Le liquid staking permet de verrouiller des actifs crypto pour percevoir des récompenses tout en gardant la possibilité de les utiliser. Il suffit de déposer ses tokens dans un smart contract pour recevoir des intérêts quotidiens et pouvoir les retirer à tout moment. C’est une manière de générer un revenu passif avec ses actifs numériques.
Le liquid staking permet d’obtenir des récompenses de staking tout en gardant une forte liquidité : vous pouvez trader ou retirer vos actifs à tout moment. Contrairement au staking traditionnel, vos fonds ne sont pas bloqués, ce qui offre une flexibilité accrue tout en maintenant le rendement.

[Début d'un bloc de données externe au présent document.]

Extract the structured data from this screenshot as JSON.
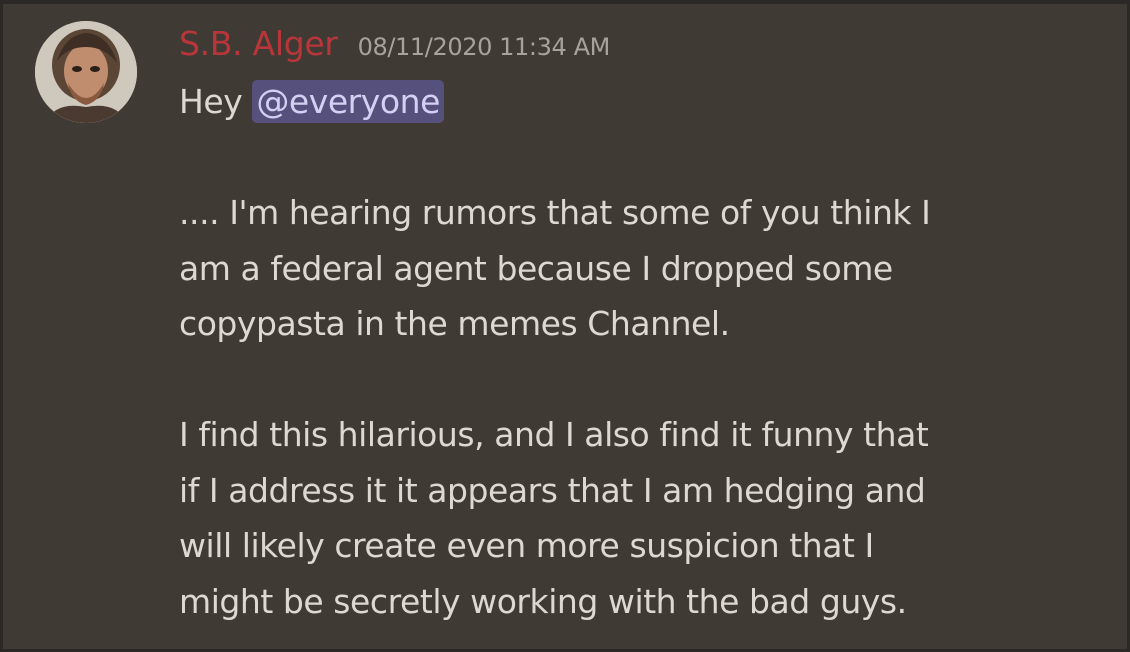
{
  "message": {
    "author": "S.B. Alger",
    "timestamp": "08/11/2020 11:34 AM",
    "greeting": "Hey",
    "mention": "@everyone",
    "paragraph1": [
      ".... I'm hearing rumors that some of you think I",
      "am a federal agent because I dropped some",
      "copypasta in the memes Channel."
    ],
    "paragraph2": [
      "I find this hilarious, and I also find it funny that",
      "if I address it it appears that I am hedging and",
      "will likely create even more suspicion that I",
      "might be secretly working with the bad guys."
    ]
  },
  "colors": {
    "background": "#403a34",
    "username": "#b8353a",
    "timestamp": "#a7a29b",
    "text": "#ddd9d2",
    "mention_bg": "#55507c",
    "mention_text": "#d4d0f4"
  }
}
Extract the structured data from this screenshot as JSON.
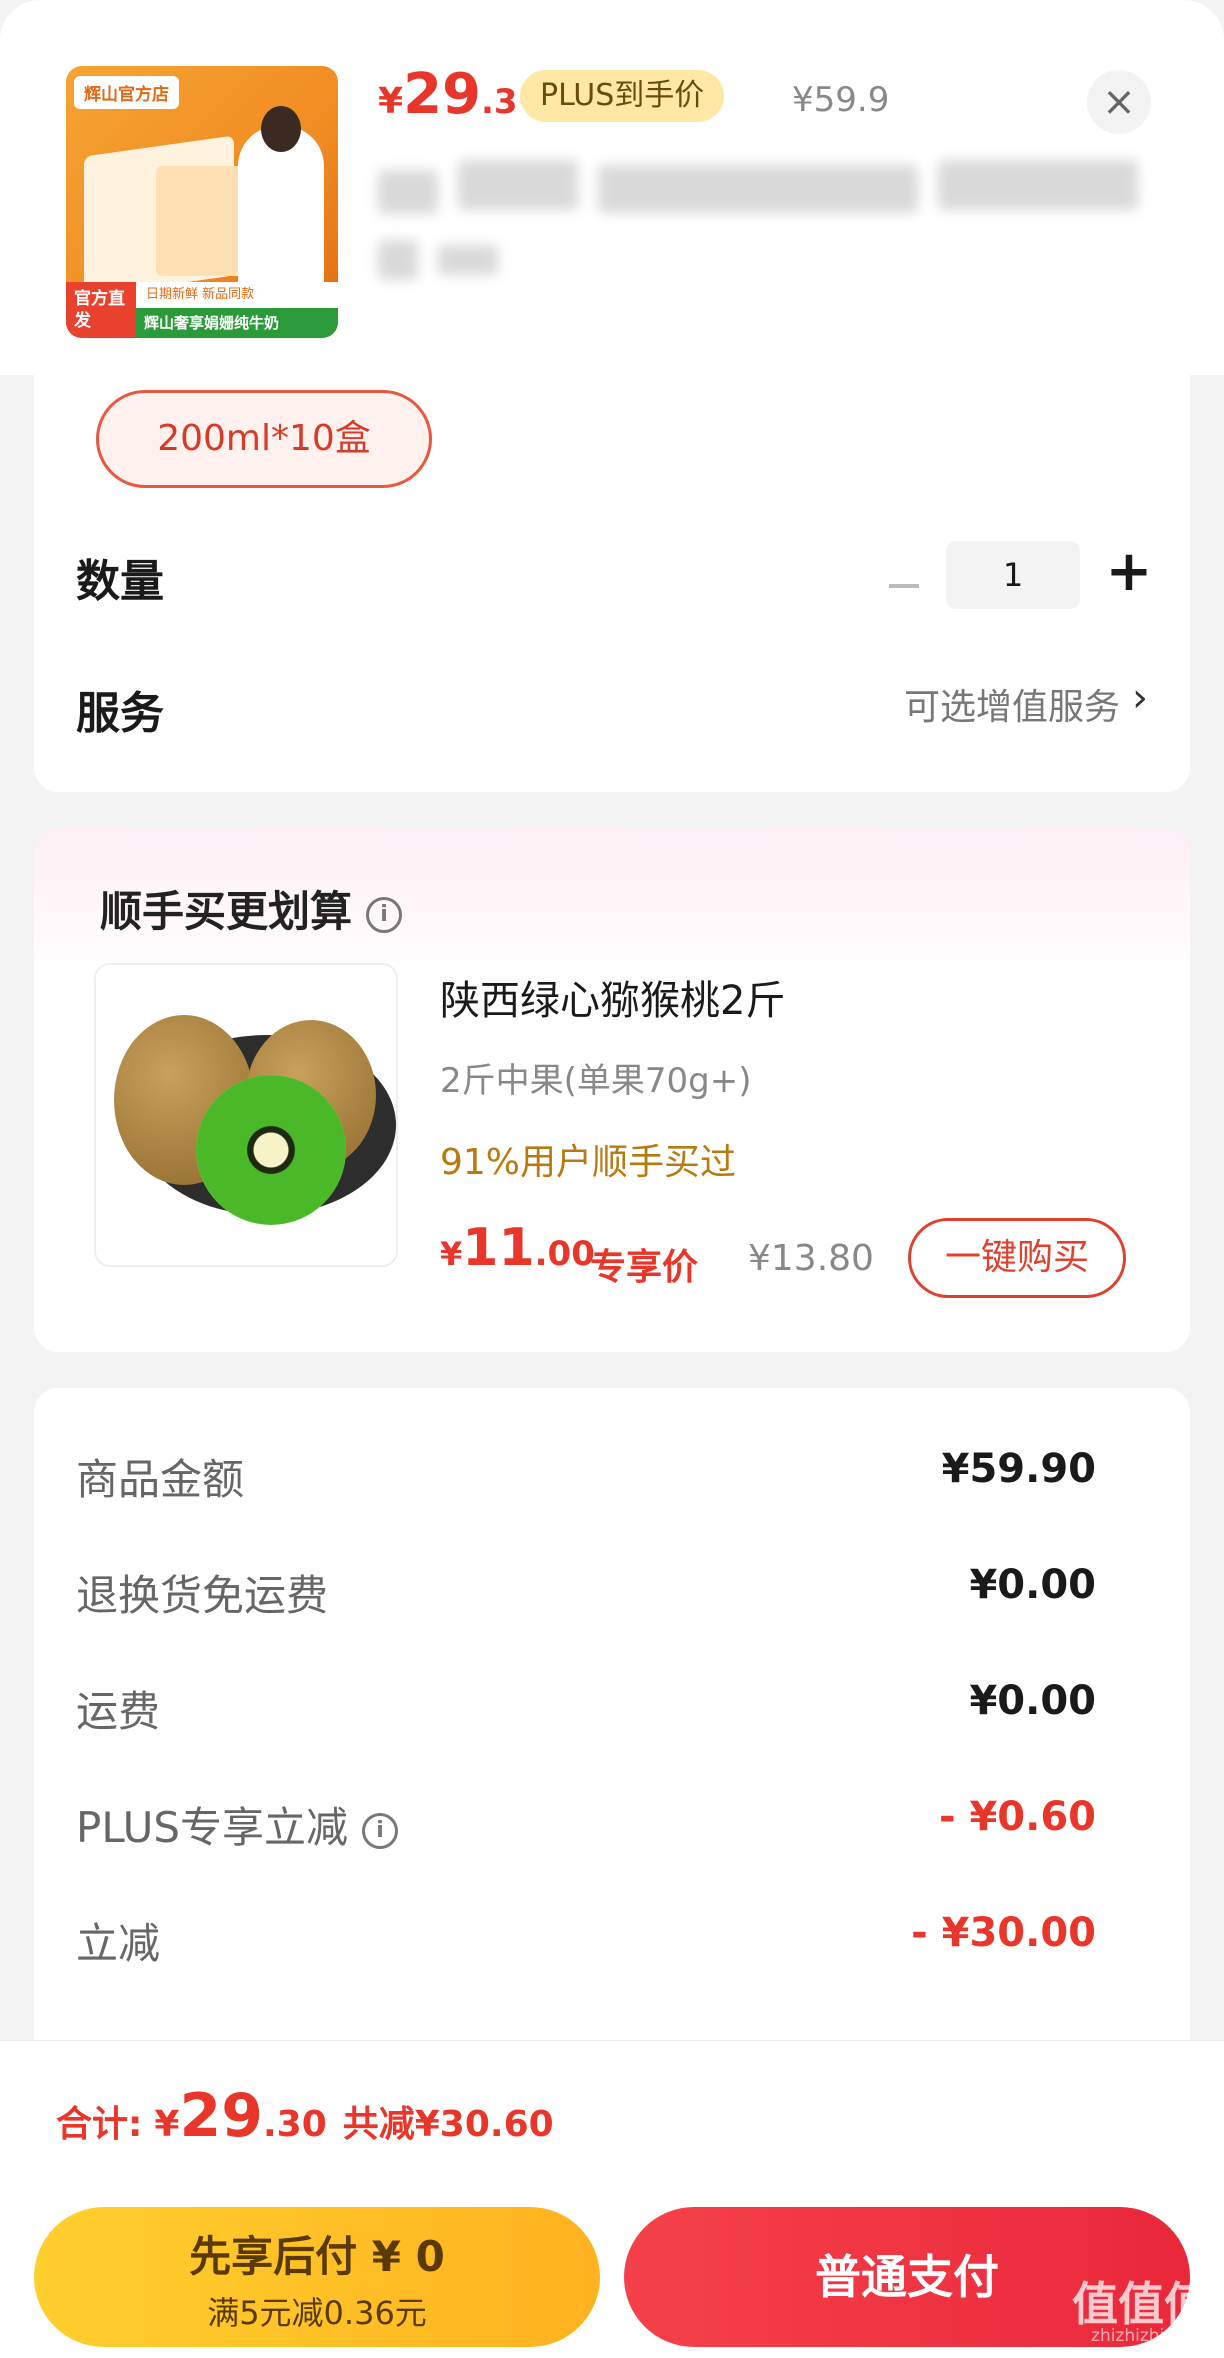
{
  "product": {
    "brand_label": "辉山官方店",
    "tag_label": "官方直发",
    "slogan_top": "日期新鲜 新品同款",
    "slogan": "辉山奢享娟姗纯牛奶",
    "price_currency": "¥",
    "price_int": "29",
    "price_dec": ".3",
    "plus_label": "PLUS到手价",
    "original_price": "¥59.9"
  },
  "close_icon": "×",
  "options": {
    "spec_selected": "200ml*10盒",
    "quantity_label": "数量",
    "quantity_value": "1",
    "minus_symbol": "−",
    "plus_symbol": "+",
    "service_label": "服务",
    "service_value": "可选增值服务",
    "chevron": "›"
  },
  "bundle": {
    "title": "顺手买更划算",
    "info_icon": "i",
    "item_name": "陕西绿心猕猴桃2斤",
    "item_spec": "2斤中果(单果70g+)",
    "item_stat": "91%用户顺手买过",
    "price_currency": "¥",
    "price_int": "11",
    "price_dec": ".00",
    "price_label": "专享价",
    "original_price": "¥13.80",
    "buy_button": "一键购买"
  },
  "summary": {
    "rows": [
      {
        "label": "商品金额",
        "value": "¥59.90",
        "red": false
      },
      {
        "label": "退换货免运费",
        "value": "¥0.00",
        "red": false
      },
      {
        "label": "运费",
        "value": "¥0.00",
        "red": false
      },
      {
        "label": "PLUS专享立减",
        "value": "- ¥0.60",
        "red": true
      },
      {
        "label": "立减",
        "value": "- ¥30.00",
        "red": true
      }
    ],
    "info_icon": "i"
  },
  "bottom": {
    "total_label": "合计:",
    "total_currency": "¥",
    "total_int": "29",
    "total_dec": ".30",
    "total_saved": "共减¥30.60",
    "later_button_line1": "先享后付 ¥ 0",
    "later_button_line2": "满5元减0.36元",
    "pay_button": "普通支付"
  },
  "watermark": {
    "main": "值值值",
    "sub": "zhizhizhi.com"
  },
  "colors": {
    "accent_red": "#e8362a",
    "plus_gold": "#ffe7a6",
    "pay_button": "#e9283a",
    "later_button": "#ffb21f"
  }
}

Sélectionnez une plateforme de liquid staking réputée, connectez votre portefeuille crypto, choisissez le montant à staker, validez la transaction et commencez à percevoir chaque jour un rendement issu des frais de trading et des récompenses du réseau.
Les risques principaux incluent la dépréciation du prix des cryptos, les failles des smart contracts, des difficultés de liquidité lors du retrait, et le risque d’inflation des frais. Vérifiez toujours le taux APY, les conditions de blocage et la réputation de la plateforme avant de participer.
Le liquid staking permet de percevoir des frais de trading en fournissant de la liquidité à un pool. Le yield farming consiste à bloquer des actifs sur des protocoles DeFi pour obtenir des tokens de récompense. Le liquid staking présente généralement moins de risques, tandis que le yield farming peut offrir des rendements plus élevés, mais aussi plus de risques.
Les principaux tokens compatibles avec le liquid staking sont : Ethereum (ETH), Lido (LDO), Solana (SOL), Polkadot (DOT), Cardano (ADA) et Cosmos (ATOM). Ces tokens permettent de staker et de recevoir des tokens dérivés liquides.